The Financial Performance Of Cooperative A: A Case Study
Abstract
This study determined the financial performance of cooperative A using its 59th and 60th annual assembly reports. From 2013 to 2014, company A’s revenues and assets grew by 39% and 16%, respectively. Profit margin went down from 44% to 39%. Return on assets remained at 5%, while asset turnover increased from 12% to 14%.
Drawn from the study are the following observations: First, the growth in revenues, assets, and asset turnover is commendable. Second, an area for improvement is the profit margin. It is recommended that cooperative A look into the individual components of their expenses. One of the possible things to look into is in the area of other expenses, which increased by 69% from 2013 to 2014. Needless to say, 39% is still a very good profit margin when compared to other open-type cooperatives in Cagayan de Oro, Philippines.
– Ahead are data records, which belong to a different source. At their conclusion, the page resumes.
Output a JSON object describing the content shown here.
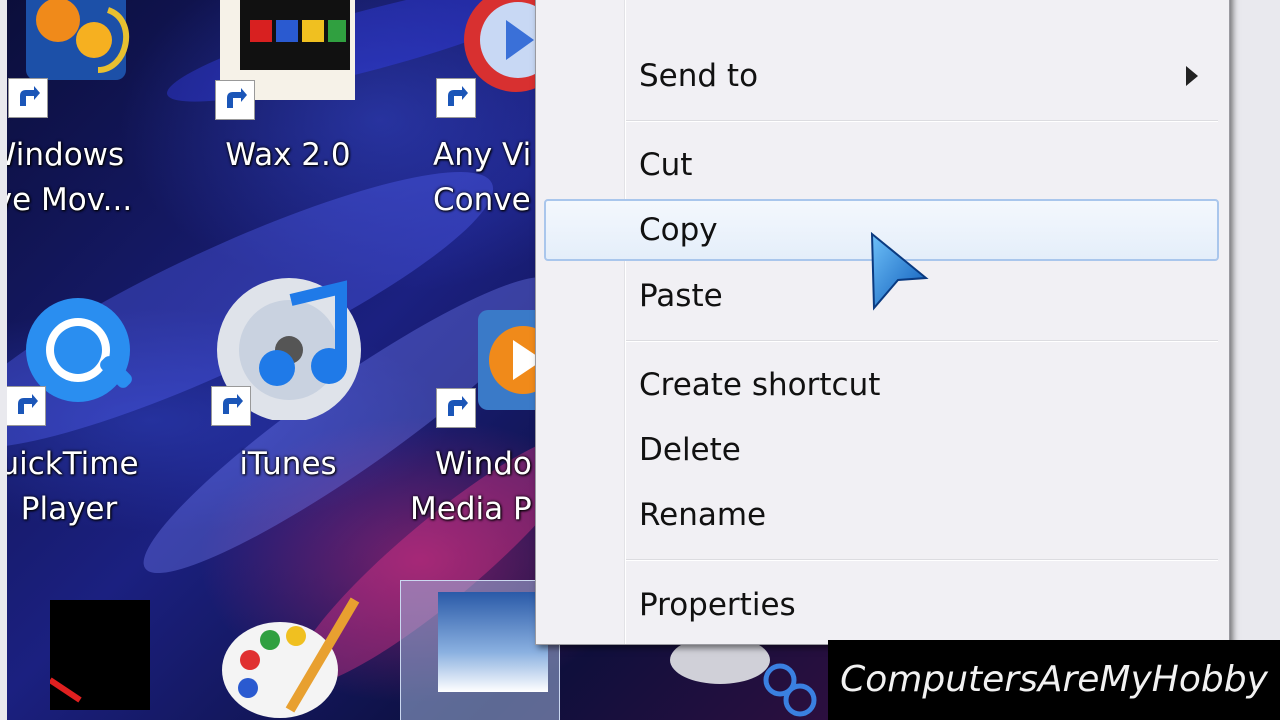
{
  "desktop": {
    "icons": [
      {
        "label_1": "Windows",
        "label_2": "ve Mov..."
      },
      {
        "label_1": "Wax 2.0"
      },
      {
        "label_1": "Any Vi",
        "label_2": "Conve"
      },
      {
        "label_1": "uickTime",
        "label_2": "Player"
      },
      {
        "label_1": "iTunes"
      },
      {
        "label_1": "Windo",
        "label_2": "Media P"
      }
    ]
  },
  "context_menu": {
    "items": [
      {
        "label": "Send to",
        "has_submenu": true
      },
      {
        "label": "Cut"
      },
      {
        "label": "Copy",
        "highlighted": true
      },
      {
        "label": "Paste"
      },
      {
        "label": "Create shortcut"
      },
      {
        "label": "Delete"
      },
      {
        "label": "Rename"
      },
      {
        "label": "Properties"
      }
    ]
  },
  "watermark": {
    "text": "ComputersAreMyHobby"
  },
  "colors": {
    "menu_bg": "#f1f0f4",
    "highlight_border": "#a9c6ec",
    "highlight_bg": "#e4eefa"
  }
}
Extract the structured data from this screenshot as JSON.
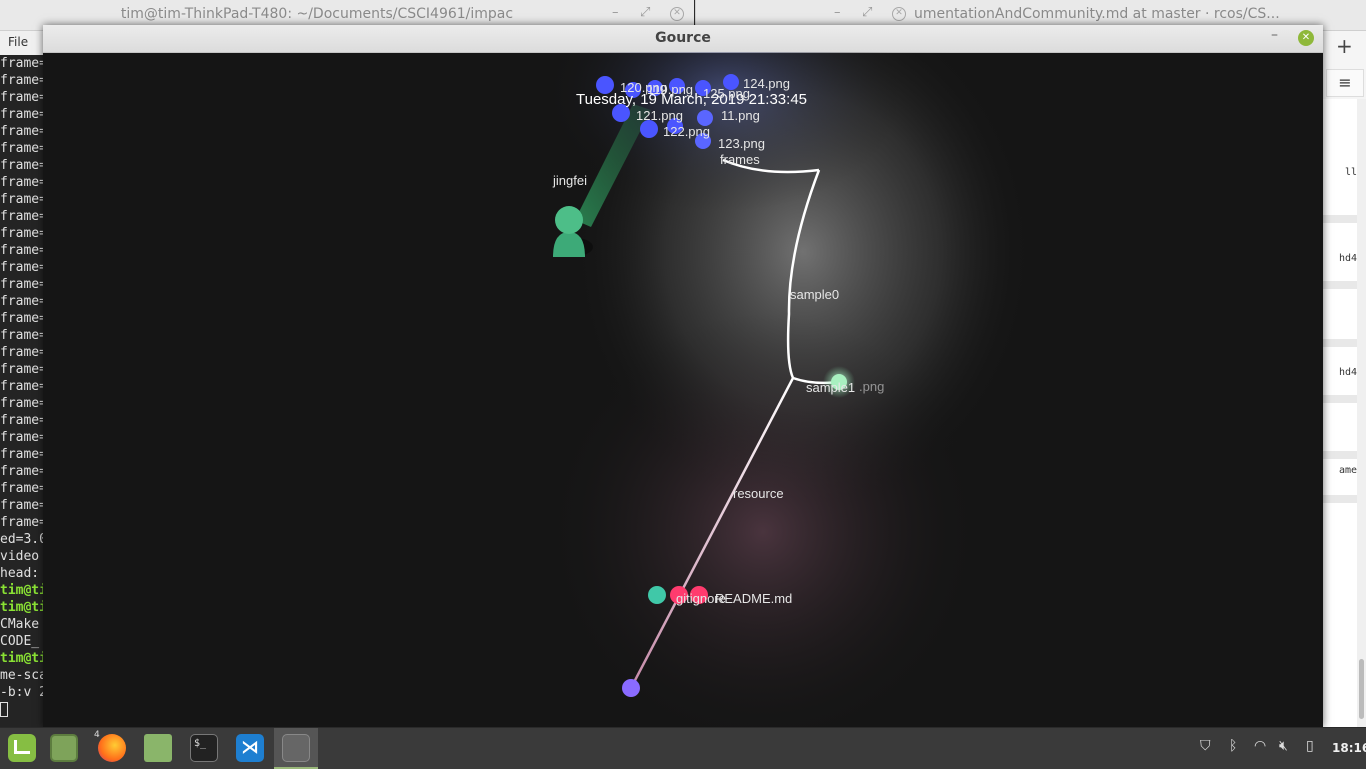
{
  "terminal": {
    "title": "tim@tim-ThinkPad-T480: ~/Documents/CSCI4961/impac",
    "menu_file": "File",
    "lines": [
      {
        "text": "frame=",
        "green": false
      },
      {
        "text": "frame=",
        "green": false
      },
      {
        "text": "frame=",
        "green": false
      },
      {
        "text": "frame=",
        "green": false
      },
      {
        "text": "frame=",
        "green": false
      },
      {
        "text": "frame=",
        "green": false
      },
      {
        "text": "frame=",
        "green": false
      },
      {
        "text": "frame=",
        "green": false
      },
      {
        "text": "frame=",
        "green": false
      },
      {
        "text": "frame=",
        "green": false
      },
      {
        "text": "frame=",
        "green": false
      },
      {
        "text": "frame=",
        "green": false
      },
      {
        "text": "frame=",
        "green": false
      },
      {
        "text": "frame=",
        "green": false
      },
      {
        "text": "frame=",
        "green": false
      },
      {
        "text": "frame=",
        "green": false
      },
      {
        "text": "frame=",
        "green": false
      },
      {
        "text": "frame=",
        "green": false
      },
      {
        "text": "frame=",
        "green": false
      },
      {
        "text": "frame=",
        "green": false
      },
      {
        "text": "frame=",
        "green": false
      },
      {
        "text": "frame=",
        "green": false
      },
      {
        "text": "frame=",
        "green": false
      },
      {
        "text": "frame=",
        "green": false
      },
      {
        "text": "frame=",
        "green": false
      },
      {
        "text": "frame=",
        "green": false
      },
      {
        "text": "frame=",
        "green": false
      },
      {
        "text": "frame=",
        "green": false
      },
      {
        "text": "ed=3.0",
        "green": false
      },
      {
        "text": "video",
        "green": false
      },
      {
        "text": "head:",
        "green": false
      },
      {
        "text": "tim@ti",
        "green": true
      },
      {
        "text": "tim@ti",
        "green": true
      },
      {
        "text": "CMake",
        "green": false
      },
      {
        "text": "CODE_",
        "green": false
      },
      {
        "text": "tim@ti",
        "green": true
      },
      {
        "text": "me-sca",
        "green": false
      },
      {
        "text": "-b:v 2",
        "green": false
      }
    ]
  },
  "browser": {
    "title": "umentationAndCommunity.md at master · rcos/CS...",
    "new_tab": "+",
    "menu_icon": "≡",
    "fragments": [
      "ll",
      "hd4",
      "hd4",
      "ame"
    ]
  },
  "gource": {
    "title": "Gource",
    "date": "Tuesday, 19 March, 2019 21:33:45",
    "user": "jingfei",
    "dirs": {
      "frames": "frames",
      "sample0": "sample0",
      "sample1": "sample1",
      "resource": "resource"
    },
    "files": {
      "f120": "120.png",
      "f124": "124.png",
      "f121": "121.png",
      "f122": "122.png",
      "f123": "123.png",
      "f125": "125.png",
      "f119": "119.png",
      "f11x": "11.png",
      "fsample1": ".png",
      "fgit": "gitignore",
      "freadme": "README.md"
    },
    "colors": {
      "png": "#4a55ff",
      "md": "#ff3b6e",
      "git": "#40c8a8",
      "user": "#3daa78",
      "root": "#8a6bff",
      "branch": "#ffffff"
    }
  },
  "taskbar": {
    "firefox_badge": "4",
    "terminal_glyph": "$_",
    "vscode_glyph": "⋊",
    "clock": "18:16"
  }
}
This is a part of a bigger study where the authors intend to look into the performances of cooperatives in Cagayan de Oro City. Further studies will look at the individual performances of other cooperatives in the city. Comparisons and contrasts can then be done as well. The motivation of the study stemmed from the importance of financial statement analyses for it highlights the firm’s strengths and weaknesses (Dayanandan, 2012). Financial mismanagement can weaken a social enterprise (Agliata, Ferrone, & Tuccillo, 2014).